Une place centrale dans la société béninoise
Au Bénin, les chefs traditionnels occupent une position incontournable dans le paysage socioculturel. Leur légitimité s’enracine dans l’héritage historique et les valeurs ancestrales des communautés locales, où ils sont perçus comme les gardiens de l’identité et de la cohésion sociale. Cette reconnaissance dépasse le cadre symbolique : l’État béninois leur accorde une place institutionnelle, confirmant leur rôle dans la préservation des traditions et des coutumes (Affo, Sina, & Gnanvi, 2019).
Pour encadrer leur action et formaliser leurs attributions, une loi récente a été adoptée. La Loi n°2025-09 du 3 avril 2025 définit un cadre juridique pour les chefferies traditionnelles, classant officiellement 16 royaumes et 90 chefferies. Ce texte souligne leur contribution au développement local, à la résolution des conflits et à la promotion de l’unité nationale (Fatondji, 2025).

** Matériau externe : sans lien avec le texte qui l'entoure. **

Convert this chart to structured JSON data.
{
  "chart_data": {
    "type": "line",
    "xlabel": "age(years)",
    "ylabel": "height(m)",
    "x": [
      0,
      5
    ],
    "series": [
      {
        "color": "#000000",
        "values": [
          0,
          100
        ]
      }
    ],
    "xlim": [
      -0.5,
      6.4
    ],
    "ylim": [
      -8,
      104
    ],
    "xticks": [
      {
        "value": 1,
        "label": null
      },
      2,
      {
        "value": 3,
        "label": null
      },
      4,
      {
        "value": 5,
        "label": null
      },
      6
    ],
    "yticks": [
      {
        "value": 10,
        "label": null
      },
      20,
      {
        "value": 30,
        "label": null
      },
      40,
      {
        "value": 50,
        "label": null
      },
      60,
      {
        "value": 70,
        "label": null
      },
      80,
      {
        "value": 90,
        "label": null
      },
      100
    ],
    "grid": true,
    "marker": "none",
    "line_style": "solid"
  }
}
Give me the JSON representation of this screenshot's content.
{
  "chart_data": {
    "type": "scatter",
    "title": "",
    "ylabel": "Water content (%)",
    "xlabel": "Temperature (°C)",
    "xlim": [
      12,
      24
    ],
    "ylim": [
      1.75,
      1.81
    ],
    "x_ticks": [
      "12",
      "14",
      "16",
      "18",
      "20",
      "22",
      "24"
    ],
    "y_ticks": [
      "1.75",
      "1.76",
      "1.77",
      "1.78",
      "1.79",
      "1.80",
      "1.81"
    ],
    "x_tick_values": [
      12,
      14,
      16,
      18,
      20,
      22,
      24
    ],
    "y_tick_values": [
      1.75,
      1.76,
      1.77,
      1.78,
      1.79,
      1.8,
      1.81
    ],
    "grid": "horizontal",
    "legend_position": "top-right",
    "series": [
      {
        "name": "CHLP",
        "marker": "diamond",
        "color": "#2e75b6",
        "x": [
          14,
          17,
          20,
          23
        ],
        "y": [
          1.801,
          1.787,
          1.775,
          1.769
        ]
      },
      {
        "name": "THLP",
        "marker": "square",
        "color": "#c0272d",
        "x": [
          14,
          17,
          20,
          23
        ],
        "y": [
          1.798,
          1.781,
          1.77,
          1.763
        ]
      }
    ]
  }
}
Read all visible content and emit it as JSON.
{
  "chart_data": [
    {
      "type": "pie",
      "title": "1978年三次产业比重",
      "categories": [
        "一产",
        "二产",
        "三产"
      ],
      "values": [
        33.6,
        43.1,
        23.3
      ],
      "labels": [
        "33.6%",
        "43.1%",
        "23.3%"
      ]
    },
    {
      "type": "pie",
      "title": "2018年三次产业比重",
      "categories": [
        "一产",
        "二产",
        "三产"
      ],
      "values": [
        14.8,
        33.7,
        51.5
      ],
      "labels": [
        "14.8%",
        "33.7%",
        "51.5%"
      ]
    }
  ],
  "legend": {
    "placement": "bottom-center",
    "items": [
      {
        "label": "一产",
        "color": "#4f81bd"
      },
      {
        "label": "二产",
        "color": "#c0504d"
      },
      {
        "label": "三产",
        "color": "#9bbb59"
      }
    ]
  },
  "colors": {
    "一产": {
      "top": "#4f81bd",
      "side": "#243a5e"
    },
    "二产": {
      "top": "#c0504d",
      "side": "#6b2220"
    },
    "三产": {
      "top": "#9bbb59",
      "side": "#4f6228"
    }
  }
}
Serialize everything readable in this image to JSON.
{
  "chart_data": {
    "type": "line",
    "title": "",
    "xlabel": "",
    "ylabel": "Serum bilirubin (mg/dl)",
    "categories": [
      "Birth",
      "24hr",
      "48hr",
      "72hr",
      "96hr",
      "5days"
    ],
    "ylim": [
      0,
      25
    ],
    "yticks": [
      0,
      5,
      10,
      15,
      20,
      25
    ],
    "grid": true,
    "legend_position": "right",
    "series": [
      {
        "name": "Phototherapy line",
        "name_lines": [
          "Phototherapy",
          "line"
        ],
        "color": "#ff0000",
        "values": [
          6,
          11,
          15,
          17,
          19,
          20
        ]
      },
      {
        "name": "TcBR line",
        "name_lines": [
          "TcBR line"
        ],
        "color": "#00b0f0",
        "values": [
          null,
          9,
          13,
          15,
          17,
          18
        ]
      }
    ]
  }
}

Des acteurs influents, mais sous surveillance citoyenne
Les chefs traditionnels ne se limitent pas à leur rôle culturel : ils interviennent aussi dans la vie publique. Leur influence s’étend jusqu’aux élections, où certains partis politiques cherchent à les instrumentaliser pour orienter les votes en leur faveur. En échange, des promesses de soutien matériel ou financier peuvent être évoquées (Cessou, 2017). Face à ces dérives, les autorités ont pris des mesures strictes : depuis 2025, toute implication partisane est désormais interdite aux rois et chefs coutumiers.
Les données d’Afrobarometer révèlent un paradoxe intéressant. Près d’un quart des Béninois déclarent avoir sollicité l’aide d’un chef traditionnel au cours de l’année écoulée. Leur crédibilité reste solide : la majorité des citoyens leur font confiance et reconnaissent leur impact sur la gouvernance locale. Une majorité souhaite même renforcer leur rôle dans les affaires publiques.
Une confiance qui se fissure
Cependant, cette image positive n’est pas sans ombres. Les trois quarts des répondants estiment que certains chefs traditionnels sont impliqués dans des pratiques corruptrices, une perception qui s’est aggravée depuis 2022. La confiance accordée à ces figures a également reculé par rapport à 2020, reflétant une méfiance croissante.
Malgré leur aura, les citoyens béninois expriment une attente claire : les chefs traditionnels doivent rester en dehors de la sphère politique partisane. Pour la population, l’élection des représentants doit reposer sur le libre choix des électeurs, sans influence extérieure.
L’équilibre délicat entre tradition et modernité
Le Bénin se trouve ainsi à la croisée des chemins. D’un côté, les chefs traditionnels bénéficient d’une reconnaissance officielle et d’une confiance populaire persistante. De l’autre, la montée des soupçons de corruption et la demande croissante de neutralité politique remettent en question leur place dans la gouvernance. Comment concilier héritage culturel et exigences démocratiques ?
Les prochaines années seront déterminantes pour trouver un équilibre entre ces enjeux. Une chose est sûre : les attentes des Béninois envers leurs chefs traditionnels évoluent, et leur rôle devra s’adapter pour rester pertinent dans un pays en pleine mutation.